Ved, thank you so very much for posting up these drawings for us here. I especially like the files for making the patterns required to cast the base. I am going to see if I can bribe the high school shop instructor into allowing me access to the foundry section some weekend. It has been a long time since I cast anything but think I still remember how to do it. I have also been looking at the drawings and may change a bit here and there but am enjoying seeing something different as the subject of discussion. Many thanks again and stay safe.

BC1
Jim


----------



## jkimberln (Feb 16, 2021)

Ved, echo....thanks from me also on posting the drawings.  Doesn't look too hard to make and I'll attempt it.  Wondering if by chance there is an stl file of the flywheel?  Those of us with casting facilities and a 3d printer would find that very useful.


----------



## vederstein (Feb 16, 2021)

Thank you all for the encouragement.  As I wrote earlier, I built the engine and failed.  I was never able to get my valves to seal.  I don't think it's the design, I think I just suck.  For those that question the long valve lifters, I did have a problem with alignment.  That's why I added the guide plate at the bottom cylinder.


----------



## xj35s (Feb 19, 2021)

jkimberln said:


> Ved, echo....thanks from me also on posting the drawings.  Doesn't look too hard to make and I'll attempt it.  Wondering if by chance there is an stl file of the flywheel?  Those of us with casting facilities and a 3d printer would find that very useful.

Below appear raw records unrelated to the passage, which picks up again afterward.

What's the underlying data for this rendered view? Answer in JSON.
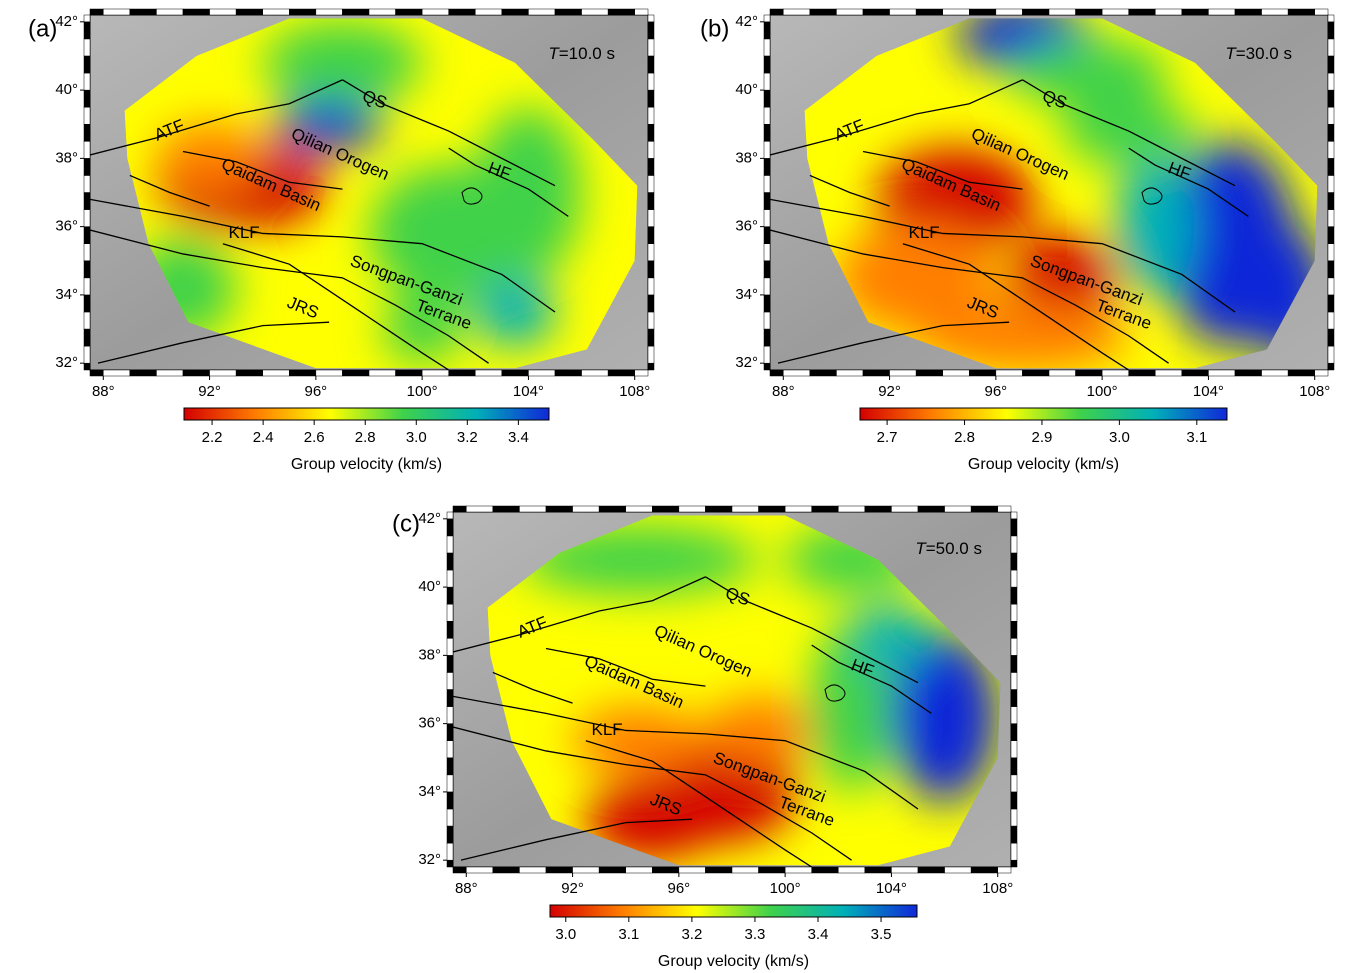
{
  "panels": [
    {
      "label": "(a)",
      "period": {
        "symbol": "T",
        "value": "=10.0 s"
      },
      "map": {
        "xlim": [
          87.5,
          108.5
        ],
        "ylim": [
          31.8,
          42.2
        ],
        "xticks": [
          {
            "value": 88,
            "label": "88°"
          },
          {
            "value": 92,
            "label": "92°"
          },
          {
            "value": 96,
            "label": "96°"
          },
          {
            "value": 100,
            "label": "100°"
          },
          {
            "value": 104,
            "label": "104°"
          },
          {
            "value": 108,
            "label": "108°"
          }
        ],
        "yticks": [
          {
            "value": 32,
            "label": "32°"
          },
          {
            "value": 34,
            "label": "34°"
          },
          {
            "value": 36,
            "label": "36°"
          },
          {
            "value": 38,
            "label": "38°"
          },
          {
            "value": 40,
            "label": "40°"
          },
          {
            "value": 42,
            "label": "42°"
          }
        ]
      },
      "region_labels": [
        "ATF",
        "QS",
        "Qilian Orogen",
        "HF",
        "Qaidam Basin",
        "KLF",
        "Songpan-Ganzi",
        "JRS",
        "Terrane"
      ],
      "colorbar": {
        "colors": [
          "#d40000",
          "#ff7f00",
          "#ffff00",
          "#3fd24a",
          "#00b0b8",
          "#1028d8"
        ],
        "clim": [
          2.09,
          3.52
        ],
        "ticks": [
          2.2,
          2.4,
          2.6,
          2.8,
          {
            "value": 3,
            "label": "3.0"
          },
          3.2,
          3.4
        ],
        "label": "Group velocity (km/s)"
      }
    },
    {
      "label": "(b)",
      "period": {
        "symbol": "T",
        "value": "=30.0 s"
      },
      "map": {
        "xlim": [
          87.5,
          108.5
        ],
        "ylim": [
          31.8,
          42.2
        ],
        "xticks": [
          {
            "value": 88,
            "label": "88°"
          },
          {
            "value": 92,
            "label": "92°"
          },
          {
            "value": 96,
            "label": "96°"
          },
          {
            "value": 100,
            "label": "100°"
          },
          {
            "value": 104,
            "label": "104°"
          },
          {
            "value": 108,
            "label": "108°"
          }
        ],
        "yticks": [
          {
            "value": 32,
            "label": "32°"
          },
          {
            "value": 34,
            "label": "34°"
          },
          {
            "value": 36,
            "label": "36°"
          },
          {
            "value": 38,
            "label": "38°"
          },
          {
            "value": 40,
            "label": "40°"
          },
          {
            "value": 42,
            "label": "42°"
          }
        ]
      },
      "region_labels": [
        "ATF",
        "QS",
        "Qilian Orogen",
        "HF",
        "Qaidam Basin",
        "KLF",
        "Songpan-Ganzi",
        "JRS",
        "Terrane"
      ],
      "colorbar": {
        "colors": [
          "#d40000",
          "#ff7f00",
          "#ffff00",
          "#3fd24a",
          "#00b0b8",
          "#1028d8"
        ],
        "clim": [
          2.665,
          3.139
        ],
        "ticks": [
          2.7,
          2.8,
          2.9,
          {
            "value": 3,
            "label": "3.0"
          },
          3.1
        ],
        "label": "Group velocity (km/s)"
      }
    },
    {
      "label": "(c)",
      "period": {
        "symbol": "T",
        "value": "=50.0 s"
      },
      "map": {
        "xlim": [
          87.5,
          108.5
        ],
        "ylim": [
          31.8,
          42.2
        ],
        "xticks": [
          {
            "value": 88,
            "label": "88°"
          },
          {
            "value": 92,
            "label": "92°"
          },
          {
            "value": 96,
            "label": "96°"
          },
          {
            "value": 100,
            "label": "100°"
          },
          {
            "value": 104,
            "label": "104°"
          },
          {
            "value": 108,
            "label": "108°"
          }
        ],
        "yticks": [
          {
            "value": 32,
            "label": "32°"
          },
          {
            "value": 34,
            "label": "34°"
          },
          {
            "value": 36,
            "label": "36°"
          },
          {
            "value": 38,
            "label": "38°"
          },
          {
            "value": 40,
            "label": "40°"
          },
          {
            "value": 42,
            "label": "42°"
          }
        ]
      },
      "region_labels": [
        "ATF",
        "QS",
        "Qilian Orogen",
        "HF",
        "Qaidam Basin",
        "KLF",
        "Songpan-Ganzi",
        "JRS",
        "Terrane"
      ],
      "colorbar": {
        "colors": [
          "#d40000",
          "#ff7f00",
          "#ffff00",
          "#3fd24a",
          "#00b0b8",
          "#1028d8"
        ],
        "clim": [
          2.975,
          3.557
        ],
        "ticks": [
          {
            "value": 3,
            "label": "3.0"
          },
          3.1,
          3.2,
          3.3,
          3.4,
          3.5
        ],
        "label": "Group velocity (km/s)"
      }
    }
  ]
}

I will attempt this today. Are the angled and threaded holes needed in the pla part? Also should the center hole be a smaller diameter for light machining later or actual size?


----------



## vederstein (Feb 24, 2021)

When it comes to the castings, just assume any mating surface is a machined surface.  Therefore a mating surface in the casting is undersized.

For this engine, I didn't use any cores in the castings.

...Ved.


----------



## Brian Rupnow (Jul 5, 2021)

Vederstein---I just downloaded your solid model, and I see something immediately. You have it shown with the gas tank higher than the carburetor. Since the Traxxas carburetor you show has no float, needle, or seat, the gas tank must set below the carburetor, or it will be constantly flooding itself.---Brian


----------



## ultralight1 (Jul 6, 2021)

This is just my observation from working on Studebaker and Chevy flat head engine's when I was younger. Looking at the valve pdf, from what I see the adjustment you are showing looks like it adjusts the valve spring tension on the valve which in itself is fine. But you do not show a way to adjust the tappet clearance or clearance value. On a full sized flat head, which your Tee head basically is, the tappets are adjustable to give a running clearance. This allow;s the valves to completely seat (close) properly. Clearance runs from .006 to .024 on intakes to .009 to .026 on exhaust depending on the particular engine. This allows for expansion of the valve stem due to heat and lets the valve always close properly. Without being able to adjust for this clearance the valve may not seat as it should. This is just my opinion so take it with a grain of salt.         Dave


----------



## vederstein (Jul 17, 2021)

The design does allow for the valve clearance adjustment.  The interpretation of the nut adjusting the spring compression is correct.  Below the thread, the valve tappet is adjusted.  The intent was that the tappet would either be constrained with a second nut or held in place with a light loctite or other thread locking method.

Other than Brian's remark about the position of the gas tank, I don't think the design itself had too many (or any) critical design flaws.

I completely admit my skills just weren't up to the task of getting the valves lapped in.

(believe me, I tried and tried and tried...)

It's surprising to me that this thread is coming alive again.  I abandoned this thing many months ago and have long since progressed to my next boondoggle.

Ved.


----------



## Brian Rupnow (Jul 17, 2021)

.


----------